272 A.D.2d 524, 708 N.Y.S.2d 879, 2000 N.Y. App. Div. LEXIS 5793

This text of 272 A.D.2d 524 (Hoffman v. Breslin) is published on Counsel Stack Legal Research, covering Appellate Division of the Supreme Court of the State of New York primary law. Counsel Stack provides free access to over 12 million legal documents including statutes, case law, regulations, and constitutions.

Bluebook
Hoffman v. Breslin, 272 A.D.2d 524, 708 N.Y.S.2d 879, 2000 N.Y. App. Div. LEXIS 5793 (N.Y. Ct. App. 2000).

Opinion

—In an action to recover damages for personal injuries, etc., the defendants Wilbur Breslin, as Executor of the Estate of Robert Frankel, and the Nassau County Development Agency, s/h/a the Nassau County Industrial Development Agency, appeal from so much of an order of the Supreme Court, Nassau County (Adams, J.), dated January 22, 1999, as denied their motion for summary judgment dismissing the complaint insofar as asserted against them.

Ordered that the order is modified by deleting the provision thereof denying that branch of the motion which was for summary judgment dismissing the complaint insofar as asserted against the defendant Nassau County Industrial Development Agency and substituting therefor a provision granting that branch of the motion; as so modified, the order is affirmed insofar as appealed from, without costs or disbursements.

This action was commenced after the plaintiff Yael Hoffman allegedly slipped and fell on snow and ice on property owned and controlled by the appellants.
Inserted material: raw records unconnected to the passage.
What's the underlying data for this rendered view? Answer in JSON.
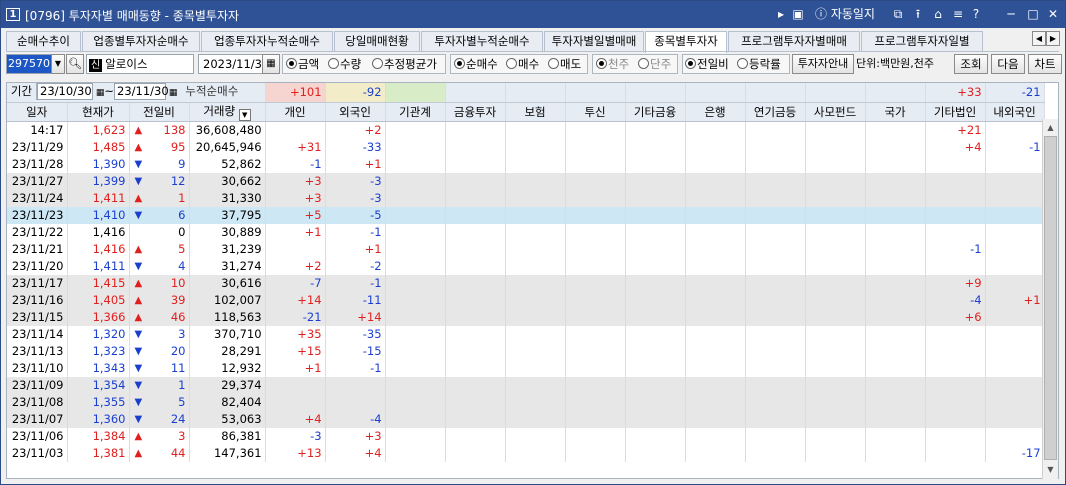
{
  "window": {
    "number": "1",
    "title": "[0796] 투자자별 매매동향 - 종목별투자자",
    "controls": [
      "▸",
      "▣",
      "ⓘ 자동일지",
      "⧉",
      "⭱",
      "⌂",
      "≡",
      "?",
      "─",
      "□",
      "✕"
    ]
  },
  "tabs": [
    "순매수추이",
    "업종별투자자순매수",
    "업종투자자누적순매수",
    "당일매매현황",
    "투자자별누적순매수",
    "투자자별일별매매",
    "종목별투자자",
    "프로그램투자자별매매",
    "프로그램투자자일별"
  ],
  "active_tab": "종목별투자자",
  "toolbar": {
    "code": "297570",
    "market_badge": "신",
    "stock_name": "알로이스",
    "date": "2023/11/30",
    "radio_group1": [
      {
        "label": "금액",
        "selected": true
      },
      {
        "label": "수량",
        "selected": false
      },
      {
        "label": "추정평균가",
        "selected": false
      }
    ],
    "radio_group2": [
      {
        "label": "순매수",
        "selected": true
      },
      {
        "label": "매수",
        "selected": false
      },
      {
        "label": "매도",
        "selected": false
      }
    ],
    "radio_group3": [
      {
        "label": "천주",
        "selected": true
      },
      {
        "label": "단주",
        "selected": false
      }
    ],
    "radio_group4": [
      {
        "label": "전일비",
        "selected": true
      },
      {
        "label": "등락률",
        "selected": false
      }
    ],
    "guide_button": "투자자안내",
    "unit_text": "단위:백만원,천주",
    "query_button": "조회",
    "next_button": "다음",
    "chart_button": "차트"
  },
  "period": {
    "label": "기간",
    "start": "23/10/30",
    "separator": "~",
    "end": "23/11/30",
    "cumulative_label": "누적순매수",
    "sums": {
      "개인": "+101",
      "외국인": "-92",
      "기관계": "",
      "금융투자": "",
      "보험": "",
      "투신": "",
      "기타금융": "",
      "은행": "",
      "연기금등": "",
      "사모펀드": "",
      "국가": "",
      "기타법인": "+33",
      "내외국인": "-21"
    }
  },
  "columns": [
    "일자",
    "현재가",
    "전일비",
    "거래량",
    "개인",
    "외국인",
    "기관계",
    "금융투자",
    "보험",
    "투신",
    "기타금융",
    "은행",
    "연기금등",
    "사모펀드",
    "국가",
    "기타법인",
    "내외국인"
  ],
  "rows": [
    {
      "date": "14:17",
      "price": "1,623",
      "dir": "up",
      "change": "138",
      "volume": "36,608,480",
      "indiv": "",
      "foreign": "+2",
      "etc_corp": "+21",
      "in_foreign": "",
      "shade": false
    },
    {
      "date": "23/11/29",
      "price": "1,485",
      "dir": "up",
      "change": "95",
      "volume": "20,645,946",
      "indiv": "+31",
      "foreign": "-33",
      "etc_corp": "+4",
      "in_foreign": "-1",
      "shade": false
    },
    {
      "date": "23/11/28",
      "price": "1,390",
      "dir": "dn",
      "change": "9",
      "volume": "52,862",
      "indiv": "-1",
      "foreign": "+1",
      "etc_corp": "",
      "in_foreign": "",
      "shade": false
    },
    {
      "date": "23/11/27",
      "price": "1,399",
      "dir": "dn",
      "change": "12",
      "volume": "30,662",
      "indiv": "+3",
      "foreign": "-3",
      "etc_corp": "",
      "in_foreign": "",
      "shade": true
    },
    {
      "date": "23/11/24",
      "price": "1,411",
      "dir": "up",
      "change": "1",
      "volume": "31,330",
      "indiv": "+3",
      "foreign": "-3",
      "etc_corp": "",
      "in_foreign": "",
      "shade": true
    },
    {
      "date": "23/11/23",
      "price": "1,410",
      "dir": "dn",
      "change": "6",
      "volume": "37,795",
      "indiv": "+5",
      "foreign": "-5",
      "etc_corp": "",
      "in_foreign": "",
      "shade": false,
      "selected": true
    },
    {
      "date": "23/11/22",
      "price": "1,416",
      "dir": "flat",
      "change": "0",
      "volume": "30,889",
      "indiv": "+1",
      "foreign": "-1",
      "etc_corp": "",
      "in_foreign": "",
      "shade": false
    },
    {
      "date": "23/11/21",
      "price": "1,416",
      "dir": "up",
      "change": "5",
      "volume": "31,239",
      "indiv": "",
      "foreign": "+1",
      "etc_corp": "-1",
      "in_foreign": "",
      "shade": false
    },
    {
      "date": "23/11/20",
      "price": "1,411",
      "dir": "dn",
      "change": "4",
      "volume": "31,274",
      "indiv": "+2",
      "foreign": "-2",
      "etc_corp": "",
      "in_foreign": "",
      "shade": false
    },
    {
      "date": "23/11/17",
      "price": "1,415",
      "dir": "up",
      "change": "10",
      "volume": "30,616",
      "indiv": "-7",
      "foreign": "-1",
      "etc_corp": "+9",
      "in_foreign": "",
      "shade": true
    },
    {
      "date": "23/11/16",
      "price": "1,405",
      "dir": "up",
      "change": "39",
      "volume": "102,007",
      "indiv": "+14",
      "foreign": "-11",
      "etc_corp": "-4",
      "in_foreign": "+1",
      "shade": true
    },
    {
      "date": "23/11/15",
      "price": "1,366",
      "dir": "up",
      "change": "46",
      "volume": "118,563",
      "indiv": "-21",
      "foreign": "+14",
      "etc_corp": "+6",
      "in_foreign": "",
      "shade": true
    },
    {
      "date": "23/11/14",
      "price": "1,320",
      "dir": "dn",
      "change": "3",
      "volume": "370,710",
      "indiv": "+35",
      "foreign": "-35",
      "etc_corp": "",
      "in_foreign": "",
      "shade": false
    },
    {
      "date": "23/11/13",
      "price": "1,323",
      "dir": "dn",
      "change": "20",
      "volume": "28,291",
      "indiv": "+15",
      "foreign": "-15",
      "etc_corp": "",
      "in_foreign": "",
      "shade": false
    },
    {
      "date": "23/11/10",
      "price": "1,343",
      "dir": "dn",
      "change": "11",
      "volume": "12,932",
      "indiv": "+1",
      "foreign": "-1",
      "etc_corp": "",
      "in_foreign": "",
      "shade": false
    },
    {
      "date": "23/11/09",
      "price": "1,354",
      "dir": "dn",
      "change": "1",
      "volume": "29,374",
      "indiv": "",
      "foreign": "",
      "etc_corp": "",
      "in_foreign": "",
      "shade": true
    },
    {
      "date": "23/11/08",
      "price": "1,355",
      "dir": "dn",
      "change": "5",
      "volume": "82,404",
      "indiv": "",
      "foreign": "",
      "etc_corp": "",
      "in_foreign": "",
      "shade": true
    },
    {
      "date": "23/11/07",
      "price": "1,360",
      "dir": "dn",
      "change": "24",
      "volume": "53,063",
      "indiv": "+4",
      "foreign": "-4",
      "etc_corp": "",
      "in_foreign": "",
      "shade": true
    },
    {
      "date": "23/11/06",
      "price": "1,384",
      "dir": "up",
      "change": "3",
      "volume": "86,381",
      "indiv": "-3",
      "foreign": "+3",
      "etc_corp": "",
      "in_foreign": "",
      "shade": false
    },
    {
      "date": "23/11/03",
      "price": "1,381",
      "dir": "up",
      "change": "44",
      "volume": "147,361",
      "indiv": "+13",
      "foreign": "+4",
      "etc_corp": "",
      "in_foreign": "-17",
      "shade": false
    }
  ],
  "colors": {
    "up": "#e0201e",
    "down": "#1a3fd0",
    "titlebar": "#2f5296",
    "selected_row": "#cde8f4",
    "indiv_sum_bg": "#f6d4cf",
    "foreign_sum_bg": "#f3ecc8",
    "inst_sum_bg": "#d9ecc8"
  }
}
The Supreme Court properly denied that branch of the motion which was for summary judgment dismissing the complaint insofar as asserted against Wilbur Breslin, as Executor of the Estate of Robert Frankel, as there is an issue of fact as to the identity of the party who occupied and controlled the subject property. In addition, an issue of fact exists regarding Frankel’s status as an employee of the injured plaintiffs corporate employer and the applicability of the Worker’s Compensation Law (see, CPLR 3212 [b]; Alvarez v Prospect Hosp, 68 NY2d 320, 324; McFarlane v Chera, 211 AD2d 764).
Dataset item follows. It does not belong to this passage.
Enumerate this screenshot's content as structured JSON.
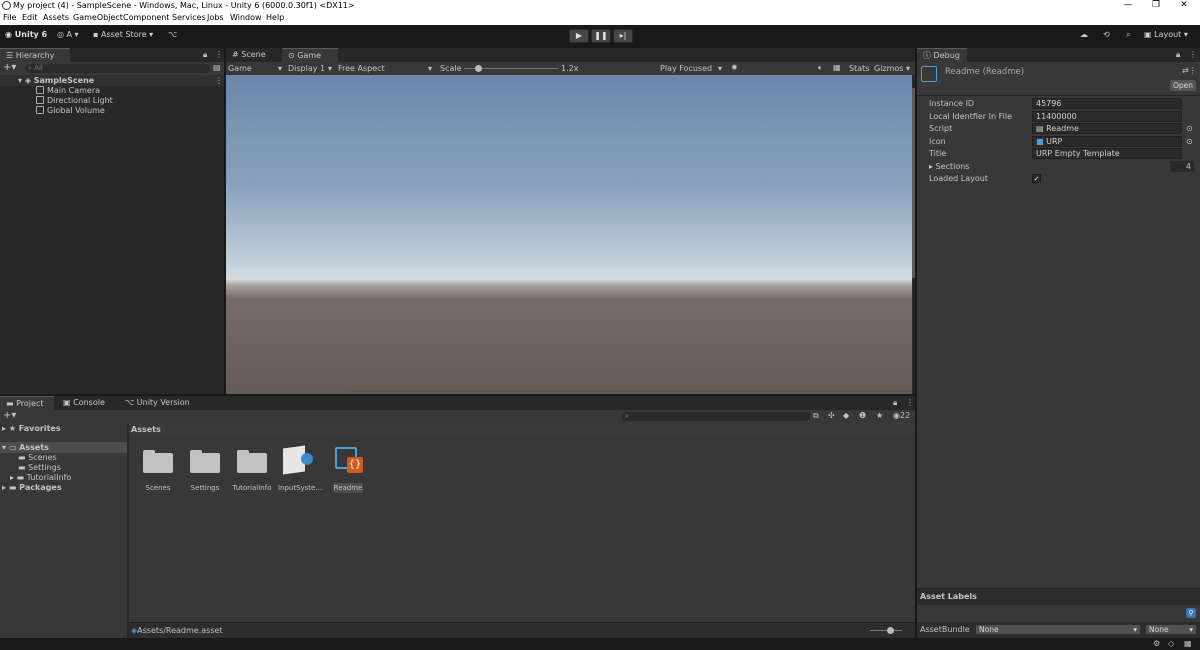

However, the Supreme Court erred in denying that branch of the motion which was for summary judgment dismissing the complaint insofar as asserted against the defendant Nassau County Industrial Development Agency (hereinafter the Agency). After the Agency made a prima facie showing that it was entitled to judgment as a matter of law, the plaintiffs failed to demonstrate the existence of a triable issue of fact (see, Zuckerman v City of New York, 49 NY2d 557, 562). Bracken, J. P., Thompson, Goldstein and McGinity, JJ., concur.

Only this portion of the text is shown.